The pump I got is the Gehmann M100 4 stage PCP pump. This is a special pump in the sense that is made especially for competition PCP air guns – both air pistol and air rifles. It does not have a hose, only a standard 200 bar 5-thread DIN connector. All competition guns have an adaptor between this connector and the air cylinder. 

This is the Feinwerkbau adapter. All Feinwerkbau PCP cylinders since the 1990s, both for pistols and rifles, use this adapter. One end is screwed into the DIN connector and the cylinder is screwed on the other end. So the cylinder is fixed tight to the pump, like this, before pumping.


Other manufacturers have other types of adapters, like Steyr and Walther, where the adapter inserts into the cylinder. I don;t know which design is the best, but ,unlike the Feinwerkbau, for Steyr and Walther you cannot bleed the system with the cylinder still screwed on, because it will empty the cylinder.

The pump comes already assembled in the box. Only the footplate needs to be attached at the base with the provided screws. Also in the box is a sheet of paper with the operating instructions in english and german.

As i said, this is a 4 stage pump. Usually, most HPA pumps have 3 stages, meaning that there are 3 concentric cylinders and the air passes from one stage to the next in the course of pumping. I don;t pretend to understand how this works. There is a video made by someone else that tries to explain how this works, but i don;t think it’s 100% correct 


This being a 4 stage pump complicates things even further. And the interesting thing is that there is this screw on the top of the handle that can enable or disable the 4th stage. How that works, i have no idea.

The instructions say that when using 4 stages, the pump pushes around 300 cubic centimeters of air, while when using 3 stages it pushes only around 200 cubic centimeters. The idea is to start with 4 stages (top screw ON – counter clockwise)  until 150 bar and then switch to 3 stages (top screw OFF – clockwise) to pump with more ease.

I usually don;t use this screw. I keep it screwed in – i guess this means it’s OFF and using only 3 stages. I tried it in the other position and could not tell the difference. It seems to me to require the same amount of effort to push.

Speaking of effort, i don;t find it difficult to pump. It is true that I am on the heavy side, so that might help. To pump the P8X cylinder from 100 bar, which is the almost empty position, to 200 bar, which is the max safe pressure, it requires 125 strokes that takes me around 5 and a half minutes. Usually i take a break in the middle at around 160-170 bar to not overheat the pump

After the pressure has reached the desired value, open the screw under the manometer to bleed the system. The high pressure air will vent from this hole on the side, so be careful not to have your fingers in the vicinity. Then you can easily unscrew the adapter and cylinder.
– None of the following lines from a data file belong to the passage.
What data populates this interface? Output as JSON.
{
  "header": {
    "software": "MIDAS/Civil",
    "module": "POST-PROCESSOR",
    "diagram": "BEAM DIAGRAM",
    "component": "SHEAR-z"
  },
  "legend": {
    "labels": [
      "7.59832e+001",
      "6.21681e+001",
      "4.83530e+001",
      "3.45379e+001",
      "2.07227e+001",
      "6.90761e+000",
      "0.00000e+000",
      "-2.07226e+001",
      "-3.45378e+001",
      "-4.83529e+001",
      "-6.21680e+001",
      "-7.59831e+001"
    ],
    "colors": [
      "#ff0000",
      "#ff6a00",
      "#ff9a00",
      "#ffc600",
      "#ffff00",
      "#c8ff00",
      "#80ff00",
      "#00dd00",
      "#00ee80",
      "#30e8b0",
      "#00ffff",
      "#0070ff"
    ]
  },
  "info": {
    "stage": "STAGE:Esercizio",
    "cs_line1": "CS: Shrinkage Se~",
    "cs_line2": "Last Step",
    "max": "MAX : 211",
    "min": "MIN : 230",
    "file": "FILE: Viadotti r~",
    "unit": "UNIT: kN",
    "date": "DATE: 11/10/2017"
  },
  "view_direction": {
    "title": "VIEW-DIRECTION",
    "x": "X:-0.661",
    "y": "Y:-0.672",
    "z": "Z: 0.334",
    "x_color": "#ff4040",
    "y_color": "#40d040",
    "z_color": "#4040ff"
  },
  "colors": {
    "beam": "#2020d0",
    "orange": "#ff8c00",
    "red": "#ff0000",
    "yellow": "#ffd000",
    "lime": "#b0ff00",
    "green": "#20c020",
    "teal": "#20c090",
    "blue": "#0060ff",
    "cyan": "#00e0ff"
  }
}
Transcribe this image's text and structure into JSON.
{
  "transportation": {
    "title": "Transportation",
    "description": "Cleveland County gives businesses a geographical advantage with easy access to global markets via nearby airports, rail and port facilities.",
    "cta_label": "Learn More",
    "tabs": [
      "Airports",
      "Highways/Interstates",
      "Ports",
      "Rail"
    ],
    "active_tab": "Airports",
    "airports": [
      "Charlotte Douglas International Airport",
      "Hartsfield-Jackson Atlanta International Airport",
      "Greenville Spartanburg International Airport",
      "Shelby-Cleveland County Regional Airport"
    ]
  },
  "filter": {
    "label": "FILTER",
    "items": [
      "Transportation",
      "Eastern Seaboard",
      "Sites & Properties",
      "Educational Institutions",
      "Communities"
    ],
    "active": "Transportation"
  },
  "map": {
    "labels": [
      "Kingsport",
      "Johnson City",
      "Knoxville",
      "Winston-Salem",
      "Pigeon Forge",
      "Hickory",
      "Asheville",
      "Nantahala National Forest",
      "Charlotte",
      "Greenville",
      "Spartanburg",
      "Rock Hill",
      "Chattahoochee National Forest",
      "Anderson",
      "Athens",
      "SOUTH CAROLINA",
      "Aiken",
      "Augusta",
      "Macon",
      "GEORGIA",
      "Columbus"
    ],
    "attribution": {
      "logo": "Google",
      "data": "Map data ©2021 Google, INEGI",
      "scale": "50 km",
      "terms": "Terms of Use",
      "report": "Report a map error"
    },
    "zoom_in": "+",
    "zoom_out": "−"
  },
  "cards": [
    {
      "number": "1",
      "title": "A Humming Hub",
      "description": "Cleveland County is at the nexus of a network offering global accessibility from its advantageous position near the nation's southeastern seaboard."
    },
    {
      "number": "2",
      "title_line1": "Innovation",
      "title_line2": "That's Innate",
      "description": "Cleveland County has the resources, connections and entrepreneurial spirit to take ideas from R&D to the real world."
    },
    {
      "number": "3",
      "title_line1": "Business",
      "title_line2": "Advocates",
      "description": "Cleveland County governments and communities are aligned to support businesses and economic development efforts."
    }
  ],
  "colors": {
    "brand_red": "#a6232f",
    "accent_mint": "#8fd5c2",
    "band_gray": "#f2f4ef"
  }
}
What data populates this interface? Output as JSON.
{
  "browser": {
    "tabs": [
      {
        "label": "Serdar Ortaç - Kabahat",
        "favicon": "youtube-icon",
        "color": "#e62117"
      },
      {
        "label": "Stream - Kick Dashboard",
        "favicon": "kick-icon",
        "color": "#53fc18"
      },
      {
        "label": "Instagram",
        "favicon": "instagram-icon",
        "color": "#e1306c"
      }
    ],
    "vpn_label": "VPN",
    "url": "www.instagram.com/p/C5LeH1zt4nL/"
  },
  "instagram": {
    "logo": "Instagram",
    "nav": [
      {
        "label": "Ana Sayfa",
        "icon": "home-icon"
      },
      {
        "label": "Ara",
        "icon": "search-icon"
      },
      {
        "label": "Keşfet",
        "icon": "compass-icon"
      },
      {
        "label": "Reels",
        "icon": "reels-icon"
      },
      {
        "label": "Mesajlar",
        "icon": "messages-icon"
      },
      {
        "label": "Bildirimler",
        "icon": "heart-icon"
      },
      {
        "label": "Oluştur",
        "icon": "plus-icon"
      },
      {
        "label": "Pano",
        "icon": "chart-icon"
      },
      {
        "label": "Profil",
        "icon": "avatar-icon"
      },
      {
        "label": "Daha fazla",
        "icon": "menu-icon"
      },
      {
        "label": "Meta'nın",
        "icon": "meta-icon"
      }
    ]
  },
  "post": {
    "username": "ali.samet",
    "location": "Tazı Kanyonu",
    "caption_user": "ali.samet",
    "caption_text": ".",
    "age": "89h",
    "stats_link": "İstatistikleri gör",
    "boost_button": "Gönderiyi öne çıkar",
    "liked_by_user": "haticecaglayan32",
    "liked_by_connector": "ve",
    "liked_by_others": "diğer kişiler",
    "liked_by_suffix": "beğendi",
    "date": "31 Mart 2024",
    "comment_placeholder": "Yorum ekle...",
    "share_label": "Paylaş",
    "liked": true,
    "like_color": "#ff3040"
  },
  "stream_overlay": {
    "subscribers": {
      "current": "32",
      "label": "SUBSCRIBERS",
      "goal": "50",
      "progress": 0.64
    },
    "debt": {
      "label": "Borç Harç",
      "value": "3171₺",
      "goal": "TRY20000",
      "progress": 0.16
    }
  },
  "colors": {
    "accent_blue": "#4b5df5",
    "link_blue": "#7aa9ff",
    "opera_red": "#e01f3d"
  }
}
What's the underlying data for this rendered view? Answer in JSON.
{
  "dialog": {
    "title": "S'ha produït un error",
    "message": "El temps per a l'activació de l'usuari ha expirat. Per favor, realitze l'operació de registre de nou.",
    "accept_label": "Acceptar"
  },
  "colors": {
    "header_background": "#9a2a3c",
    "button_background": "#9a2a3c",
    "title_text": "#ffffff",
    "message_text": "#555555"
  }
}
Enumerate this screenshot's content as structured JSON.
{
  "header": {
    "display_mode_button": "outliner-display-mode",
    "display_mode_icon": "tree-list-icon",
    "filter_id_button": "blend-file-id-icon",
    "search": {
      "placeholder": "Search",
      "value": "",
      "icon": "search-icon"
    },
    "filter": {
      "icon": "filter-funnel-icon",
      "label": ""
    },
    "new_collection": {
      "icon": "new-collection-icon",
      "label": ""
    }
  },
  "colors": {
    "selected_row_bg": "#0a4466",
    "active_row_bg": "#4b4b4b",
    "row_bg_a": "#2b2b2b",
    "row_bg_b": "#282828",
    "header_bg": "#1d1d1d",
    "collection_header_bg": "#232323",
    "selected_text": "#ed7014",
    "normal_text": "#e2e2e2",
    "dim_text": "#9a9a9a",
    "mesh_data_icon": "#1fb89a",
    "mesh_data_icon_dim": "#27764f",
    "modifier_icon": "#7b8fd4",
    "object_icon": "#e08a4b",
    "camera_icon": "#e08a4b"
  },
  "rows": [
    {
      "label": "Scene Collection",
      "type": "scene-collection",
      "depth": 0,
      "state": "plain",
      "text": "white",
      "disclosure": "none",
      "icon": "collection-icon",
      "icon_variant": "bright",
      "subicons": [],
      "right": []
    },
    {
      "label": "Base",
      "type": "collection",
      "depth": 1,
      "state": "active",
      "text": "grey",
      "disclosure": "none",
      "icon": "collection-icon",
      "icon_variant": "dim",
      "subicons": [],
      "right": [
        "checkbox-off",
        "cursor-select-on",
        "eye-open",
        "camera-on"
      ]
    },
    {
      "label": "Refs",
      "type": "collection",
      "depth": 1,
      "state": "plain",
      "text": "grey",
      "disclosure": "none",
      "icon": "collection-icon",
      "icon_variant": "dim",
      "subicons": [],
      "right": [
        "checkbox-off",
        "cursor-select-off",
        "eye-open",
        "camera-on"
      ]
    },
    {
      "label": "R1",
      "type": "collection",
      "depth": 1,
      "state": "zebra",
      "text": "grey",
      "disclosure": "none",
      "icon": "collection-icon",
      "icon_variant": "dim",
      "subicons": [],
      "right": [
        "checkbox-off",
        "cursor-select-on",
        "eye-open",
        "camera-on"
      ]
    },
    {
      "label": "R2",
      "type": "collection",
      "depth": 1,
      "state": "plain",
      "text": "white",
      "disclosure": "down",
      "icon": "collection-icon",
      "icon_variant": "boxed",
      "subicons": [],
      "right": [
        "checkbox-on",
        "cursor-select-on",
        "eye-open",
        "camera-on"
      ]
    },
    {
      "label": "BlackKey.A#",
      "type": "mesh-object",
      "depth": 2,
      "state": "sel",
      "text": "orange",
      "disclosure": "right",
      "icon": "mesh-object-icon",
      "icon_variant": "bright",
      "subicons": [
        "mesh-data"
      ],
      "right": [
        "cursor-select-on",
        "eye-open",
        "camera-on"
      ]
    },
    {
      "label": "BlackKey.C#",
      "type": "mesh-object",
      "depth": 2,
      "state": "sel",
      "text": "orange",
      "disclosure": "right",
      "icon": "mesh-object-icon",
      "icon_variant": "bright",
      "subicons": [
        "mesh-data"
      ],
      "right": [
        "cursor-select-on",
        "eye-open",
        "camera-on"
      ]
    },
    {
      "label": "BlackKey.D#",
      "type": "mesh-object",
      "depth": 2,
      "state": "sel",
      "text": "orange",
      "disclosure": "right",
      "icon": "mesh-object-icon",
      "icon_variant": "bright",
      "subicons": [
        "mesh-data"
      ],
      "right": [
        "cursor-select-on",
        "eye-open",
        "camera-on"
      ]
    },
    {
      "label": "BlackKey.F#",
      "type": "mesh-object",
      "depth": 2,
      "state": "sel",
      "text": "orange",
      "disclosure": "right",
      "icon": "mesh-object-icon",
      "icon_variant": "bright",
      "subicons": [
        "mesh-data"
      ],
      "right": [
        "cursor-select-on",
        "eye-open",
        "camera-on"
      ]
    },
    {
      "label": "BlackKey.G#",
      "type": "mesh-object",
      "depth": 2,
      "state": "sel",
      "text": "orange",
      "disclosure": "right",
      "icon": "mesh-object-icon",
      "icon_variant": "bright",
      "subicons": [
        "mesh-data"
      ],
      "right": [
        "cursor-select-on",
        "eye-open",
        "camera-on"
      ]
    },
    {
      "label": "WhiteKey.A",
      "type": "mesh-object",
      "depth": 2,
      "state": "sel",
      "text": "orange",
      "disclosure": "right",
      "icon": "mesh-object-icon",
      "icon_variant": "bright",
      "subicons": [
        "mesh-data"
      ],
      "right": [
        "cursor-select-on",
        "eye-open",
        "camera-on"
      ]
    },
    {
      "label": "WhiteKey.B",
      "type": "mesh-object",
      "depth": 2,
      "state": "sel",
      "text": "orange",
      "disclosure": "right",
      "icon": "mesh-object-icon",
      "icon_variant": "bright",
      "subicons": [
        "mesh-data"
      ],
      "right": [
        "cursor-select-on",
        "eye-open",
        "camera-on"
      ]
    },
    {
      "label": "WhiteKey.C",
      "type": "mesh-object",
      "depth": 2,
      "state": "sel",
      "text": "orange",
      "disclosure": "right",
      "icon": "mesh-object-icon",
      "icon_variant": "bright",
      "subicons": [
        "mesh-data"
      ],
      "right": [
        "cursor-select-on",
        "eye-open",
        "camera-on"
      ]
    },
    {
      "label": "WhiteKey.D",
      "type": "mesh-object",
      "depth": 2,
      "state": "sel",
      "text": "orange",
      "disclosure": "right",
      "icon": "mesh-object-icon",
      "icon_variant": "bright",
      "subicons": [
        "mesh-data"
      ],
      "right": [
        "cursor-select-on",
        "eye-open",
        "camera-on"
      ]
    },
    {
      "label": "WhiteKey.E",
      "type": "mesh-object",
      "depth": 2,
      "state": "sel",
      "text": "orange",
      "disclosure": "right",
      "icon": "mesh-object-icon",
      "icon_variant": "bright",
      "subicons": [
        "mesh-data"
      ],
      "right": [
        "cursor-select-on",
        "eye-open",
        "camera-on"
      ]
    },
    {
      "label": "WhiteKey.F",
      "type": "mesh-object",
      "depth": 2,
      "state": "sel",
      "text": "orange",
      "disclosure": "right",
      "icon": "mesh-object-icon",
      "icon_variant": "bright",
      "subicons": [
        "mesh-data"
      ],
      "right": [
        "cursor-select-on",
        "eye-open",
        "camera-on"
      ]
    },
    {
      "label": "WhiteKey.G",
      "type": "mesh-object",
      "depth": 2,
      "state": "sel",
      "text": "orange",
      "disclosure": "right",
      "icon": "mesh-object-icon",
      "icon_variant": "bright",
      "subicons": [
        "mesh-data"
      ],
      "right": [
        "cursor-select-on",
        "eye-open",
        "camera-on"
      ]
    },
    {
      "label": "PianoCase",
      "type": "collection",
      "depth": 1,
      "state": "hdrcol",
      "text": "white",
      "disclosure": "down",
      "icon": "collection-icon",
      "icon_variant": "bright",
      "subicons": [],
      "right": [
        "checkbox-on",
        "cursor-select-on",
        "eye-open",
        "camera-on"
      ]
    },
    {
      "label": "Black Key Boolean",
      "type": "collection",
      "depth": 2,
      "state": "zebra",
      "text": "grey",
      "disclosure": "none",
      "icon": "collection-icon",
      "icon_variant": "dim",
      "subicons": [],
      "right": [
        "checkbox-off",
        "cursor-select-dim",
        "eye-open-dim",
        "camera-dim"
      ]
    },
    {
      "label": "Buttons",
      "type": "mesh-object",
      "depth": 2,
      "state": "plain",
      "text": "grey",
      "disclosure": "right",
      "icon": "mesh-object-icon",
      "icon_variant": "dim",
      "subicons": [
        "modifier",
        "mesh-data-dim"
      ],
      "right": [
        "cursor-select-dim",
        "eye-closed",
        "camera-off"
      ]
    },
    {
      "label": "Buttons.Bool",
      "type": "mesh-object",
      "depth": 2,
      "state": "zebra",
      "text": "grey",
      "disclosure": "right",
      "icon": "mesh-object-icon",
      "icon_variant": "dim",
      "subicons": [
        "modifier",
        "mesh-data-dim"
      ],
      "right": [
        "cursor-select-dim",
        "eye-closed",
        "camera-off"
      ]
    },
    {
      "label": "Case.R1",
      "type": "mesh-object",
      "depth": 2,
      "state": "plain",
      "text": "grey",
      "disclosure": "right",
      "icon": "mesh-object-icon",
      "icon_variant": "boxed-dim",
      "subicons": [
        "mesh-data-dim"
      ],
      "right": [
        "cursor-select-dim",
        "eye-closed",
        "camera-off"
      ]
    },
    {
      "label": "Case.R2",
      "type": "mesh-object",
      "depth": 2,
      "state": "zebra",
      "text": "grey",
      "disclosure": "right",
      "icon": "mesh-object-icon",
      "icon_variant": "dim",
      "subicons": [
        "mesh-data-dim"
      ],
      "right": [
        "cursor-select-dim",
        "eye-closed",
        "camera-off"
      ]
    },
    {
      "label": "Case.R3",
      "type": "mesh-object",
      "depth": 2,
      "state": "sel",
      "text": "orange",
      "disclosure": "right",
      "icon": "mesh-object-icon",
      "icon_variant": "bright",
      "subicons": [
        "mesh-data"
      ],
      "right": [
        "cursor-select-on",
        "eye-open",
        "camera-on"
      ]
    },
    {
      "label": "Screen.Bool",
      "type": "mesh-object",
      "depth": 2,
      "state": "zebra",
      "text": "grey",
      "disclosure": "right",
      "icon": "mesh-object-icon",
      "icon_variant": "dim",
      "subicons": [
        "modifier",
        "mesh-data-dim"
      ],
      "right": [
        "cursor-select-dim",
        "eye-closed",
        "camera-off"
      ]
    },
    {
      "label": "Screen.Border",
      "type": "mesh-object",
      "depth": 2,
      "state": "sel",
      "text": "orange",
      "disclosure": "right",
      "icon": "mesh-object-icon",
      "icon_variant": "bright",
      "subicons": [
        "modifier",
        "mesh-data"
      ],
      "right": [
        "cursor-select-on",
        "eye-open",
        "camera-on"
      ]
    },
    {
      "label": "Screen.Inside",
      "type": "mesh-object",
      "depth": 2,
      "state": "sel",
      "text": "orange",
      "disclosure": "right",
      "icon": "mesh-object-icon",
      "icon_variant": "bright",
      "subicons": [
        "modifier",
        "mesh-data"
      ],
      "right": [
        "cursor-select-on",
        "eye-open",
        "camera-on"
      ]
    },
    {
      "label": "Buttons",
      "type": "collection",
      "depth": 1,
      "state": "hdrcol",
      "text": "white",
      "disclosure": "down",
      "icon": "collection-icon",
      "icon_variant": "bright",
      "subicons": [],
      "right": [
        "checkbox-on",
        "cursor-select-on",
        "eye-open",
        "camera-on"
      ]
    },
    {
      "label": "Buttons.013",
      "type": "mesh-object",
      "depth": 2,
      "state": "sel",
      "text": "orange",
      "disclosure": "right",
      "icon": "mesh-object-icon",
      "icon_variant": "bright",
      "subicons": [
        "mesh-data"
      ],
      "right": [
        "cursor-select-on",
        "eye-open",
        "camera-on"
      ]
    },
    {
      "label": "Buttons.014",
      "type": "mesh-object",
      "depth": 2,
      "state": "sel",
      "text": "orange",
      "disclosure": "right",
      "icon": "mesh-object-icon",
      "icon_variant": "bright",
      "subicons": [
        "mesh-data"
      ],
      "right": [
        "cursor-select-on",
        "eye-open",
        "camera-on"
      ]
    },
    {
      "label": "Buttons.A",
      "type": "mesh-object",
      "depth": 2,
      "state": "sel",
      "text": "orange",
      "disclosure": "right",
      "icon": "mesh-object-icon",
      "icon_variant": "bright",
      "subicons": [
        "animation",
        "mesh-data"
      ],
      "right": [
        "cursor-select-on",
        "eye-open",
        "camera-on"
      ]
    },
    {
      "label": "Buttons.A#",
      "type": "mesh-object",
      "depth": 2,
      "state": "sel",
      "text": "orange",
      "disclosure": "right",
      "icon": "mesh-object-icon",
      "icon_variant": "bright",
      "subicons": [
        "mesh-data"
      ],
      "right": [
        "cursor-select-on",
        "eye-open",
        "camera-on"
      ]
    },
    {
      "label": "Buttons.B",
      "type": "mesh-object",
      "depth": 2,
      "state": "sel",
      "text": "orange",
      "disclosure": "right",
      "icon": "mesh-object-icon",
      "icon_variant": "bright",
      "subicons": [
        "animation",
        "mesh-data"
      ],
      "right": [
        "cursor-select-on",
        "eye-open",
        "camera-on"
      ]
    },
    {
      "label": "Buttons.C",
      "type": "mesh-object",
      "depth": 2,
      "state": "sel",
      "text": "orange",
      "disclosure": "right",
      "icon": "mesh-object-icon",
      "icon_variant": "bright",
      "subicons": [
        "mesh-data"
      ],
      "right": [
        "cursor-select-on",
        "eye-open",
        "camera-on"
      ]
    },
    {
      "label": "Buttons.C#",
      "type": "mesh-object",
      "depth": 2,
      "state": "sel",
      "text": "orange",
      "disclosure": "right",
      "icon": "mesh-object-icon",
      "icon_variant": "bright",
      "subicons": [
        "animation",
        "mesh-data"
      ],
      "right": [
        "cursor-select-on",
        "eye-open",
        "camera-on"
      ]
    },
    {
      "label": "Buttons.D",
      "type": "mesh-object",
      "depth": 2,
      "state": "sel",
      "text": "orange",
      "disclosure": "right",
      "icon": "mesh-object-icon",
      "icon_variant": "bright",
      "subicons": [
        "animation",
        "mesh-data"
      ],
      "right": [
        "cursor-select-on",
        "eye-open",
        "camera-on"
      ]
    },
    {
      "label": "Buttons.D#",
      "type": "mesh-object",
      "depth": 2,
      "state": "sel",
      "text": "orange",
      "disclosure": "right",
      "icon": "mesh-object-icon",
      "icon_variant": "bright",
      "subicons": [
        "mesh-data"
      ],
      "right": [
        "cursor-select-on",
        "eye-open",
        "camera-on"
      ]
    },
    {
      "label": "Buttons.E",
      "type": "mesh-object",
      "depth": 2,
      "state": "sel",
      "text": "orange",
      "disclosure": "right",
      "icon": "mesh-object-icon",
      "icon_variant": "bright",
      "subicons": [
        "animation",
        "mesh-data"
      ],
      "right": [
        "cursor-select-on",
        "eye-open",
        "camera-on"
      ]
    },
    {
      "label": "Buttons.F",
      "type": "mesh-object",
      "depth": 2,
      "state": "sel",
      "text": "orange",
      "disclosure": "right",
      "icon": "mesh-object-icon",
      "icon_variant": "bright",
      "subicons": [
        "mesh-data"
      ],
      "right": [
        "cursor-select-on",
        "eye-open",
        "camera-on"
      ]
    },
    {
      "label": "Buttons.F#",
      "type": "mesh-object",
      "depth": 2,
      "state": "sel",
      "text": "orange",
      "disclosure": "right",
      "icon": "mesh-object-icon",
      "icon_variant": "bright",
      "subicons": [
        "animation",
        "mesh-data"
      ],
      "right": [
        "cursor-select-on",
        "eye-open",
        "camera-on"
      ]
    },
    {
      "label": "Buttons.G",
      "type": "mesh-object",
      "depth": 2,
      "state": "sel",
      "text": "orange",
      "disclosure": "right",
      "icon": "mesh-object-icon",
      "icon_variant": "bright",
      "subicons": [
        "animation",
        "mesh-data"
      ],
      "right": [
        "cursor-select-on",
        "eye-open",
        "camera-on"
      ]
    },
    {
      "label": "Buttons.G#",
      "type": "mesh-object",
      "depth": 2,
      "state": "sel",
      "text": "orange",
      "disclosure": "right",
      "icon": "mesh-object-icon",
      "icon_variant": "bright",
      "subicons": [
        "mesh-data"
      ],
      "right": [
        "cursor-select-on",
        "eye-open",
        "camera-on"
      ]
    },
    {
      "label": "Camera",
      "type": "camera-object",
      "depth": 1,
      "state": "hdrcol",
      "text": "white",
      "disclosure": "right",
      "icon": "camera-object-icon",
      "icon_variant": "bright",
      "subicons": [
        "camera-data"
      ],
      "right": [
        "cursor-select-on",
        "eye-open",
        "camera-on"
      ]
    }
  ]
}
The bleeding screw also functions as a water separator valve, as this pump is fitted with a moisture separator to eliminate oxidation during pumping. So when the system is bled, the moisture is also vented out.

The instruction manual indicates that no maintenance is needed on this model as it has been treated with lifetime grease. However, the o-rings inside the pump do not last forever, so seal kits are available for purchase for around 30 euros. https://buinger.com/Gehmann-Seal-kit-for-hand-pump-M100 

The manual states that the pump is not to be dismantled by the owner, so the seals should be swapped by a specialized technician. There is however, on the Gehmann site, a video on how to replace all the o-rings https://alt.gehmann.com/downloads/M220/m220-new-pump-avi.zip 

As i mentioned, overheating is a problem that must be avoided. Pressurizing air produces heat in accordance with the thermodynamic laws, and heat is the enemy of the rubber o-rings. It is advised to not pump continuously in excess of 5 minutes. 


Overall, i find this pump quite good. It is of good build quality, feels solid and i used it for over an year now with no problems. As long as the pumping is not too frequent and the volume to fill not too large, it is a very good, easy and cheap way to fill an air gun cylinder.